Aside from both being coastal states, New Jersey and Oregon have little in common except for one infamous thing. Drivers vacationing or passing through either state for the first time who have to stop to gas up their cars are in for a rude awakening if they try to pump their own gas. They will quickly find out from a gas station attendant that it is illegal to pump your own gas in New Jersey and Oregon.
True, other states used to have the same prohibition. But restrictions on self-service gas pumping were all lifted by the late 1970s. Thus, although it is perfectly legal in “the land of the free” to pump your own gas in any other of the 48 states and Washington, D.C., doing so in New Jersey or Oregon will still result in a fine. The prohibition in Oregon has been partially lifted, but doesn’t take effect until the beginning of 2016.
The prohibition in New Jersey goes back to the 1949 Retail Gasoline Dispensing Safety Act.

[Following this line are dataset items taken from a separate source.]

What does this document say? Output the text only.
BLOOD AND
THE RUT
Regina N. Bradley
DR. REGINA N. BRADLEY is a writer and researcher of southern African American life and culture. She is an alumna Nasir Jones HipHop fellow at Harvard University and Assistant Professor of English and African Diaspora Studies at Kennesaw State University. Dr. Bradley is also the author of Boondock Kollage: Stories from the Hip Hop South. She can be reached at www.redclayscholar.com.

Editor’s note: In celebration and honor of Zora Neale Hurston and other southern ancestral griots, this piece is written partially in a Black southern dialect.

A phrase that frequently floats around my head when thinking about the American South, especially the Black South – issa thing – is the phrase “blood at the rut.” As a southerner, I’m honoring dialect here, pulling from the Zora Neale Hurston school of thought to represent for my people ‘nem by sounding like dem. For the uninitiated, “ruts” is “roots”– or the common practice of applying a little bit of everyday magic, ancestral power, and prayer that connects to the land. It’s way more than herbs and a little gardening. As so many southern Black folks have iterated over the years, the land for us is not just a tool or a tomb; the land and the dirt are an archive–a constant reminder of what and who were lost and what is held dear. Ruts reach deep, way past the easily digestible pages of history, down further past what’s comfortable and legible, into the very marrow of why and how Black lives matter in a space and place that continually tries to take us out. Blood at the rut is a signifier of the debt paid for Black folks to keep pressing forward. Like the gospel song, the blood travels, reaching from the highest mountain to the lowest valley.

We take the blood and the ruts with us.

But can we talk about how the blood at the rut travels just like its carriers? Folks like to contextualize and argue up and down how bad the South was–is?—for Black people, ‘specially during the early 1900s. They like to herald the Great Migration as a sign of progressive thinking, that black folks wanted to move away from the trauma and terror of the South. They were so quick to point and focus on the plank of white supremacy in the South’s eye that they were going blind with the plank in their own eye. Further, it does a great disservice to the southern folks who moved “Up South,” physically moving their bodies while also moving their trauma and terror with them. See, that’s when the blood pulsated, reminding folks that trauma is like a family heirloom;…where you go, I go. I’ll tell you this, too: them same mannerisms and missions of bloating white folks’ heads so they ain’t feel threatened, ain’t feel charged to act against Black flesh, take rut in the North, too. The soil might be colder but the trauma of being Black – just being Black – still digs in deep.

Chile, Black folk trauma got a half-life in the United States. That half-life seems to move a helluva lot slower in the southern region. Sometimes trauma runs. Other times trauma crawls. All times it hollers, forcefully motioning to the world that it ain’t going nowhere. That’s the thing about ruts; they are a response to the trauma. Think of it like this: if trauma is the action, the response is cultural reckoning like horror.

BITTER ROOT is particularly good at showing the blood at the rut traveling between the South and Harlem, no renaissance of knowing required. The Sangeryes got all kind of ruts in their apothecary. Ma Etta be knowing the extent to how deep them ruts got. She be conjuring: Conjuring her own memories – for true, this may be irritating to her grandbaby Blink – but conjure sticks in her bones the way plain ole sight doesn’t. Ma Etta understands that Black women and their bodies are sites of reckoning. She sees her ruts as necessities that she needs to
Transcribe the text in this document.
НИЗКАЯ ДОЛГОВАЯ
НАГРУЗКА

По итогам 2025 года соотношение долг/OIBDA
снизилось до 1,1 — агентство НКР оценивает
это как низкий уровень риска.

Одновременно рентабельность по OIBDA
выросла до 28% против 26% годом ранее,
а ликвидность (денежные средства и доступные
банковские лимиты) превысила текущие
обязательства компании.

According to the New Jersey Statutes,
No person shall dispense fuel at a gasoline station, unless the person is an attendant who has received instructions regarding the dispensing of fuel, had practical experience dispensing fuel under the direct supervision of an experienced operator for a period of not less than one full working day, and, upon examination at the end of that period, demonstrated his understanding of those instructions.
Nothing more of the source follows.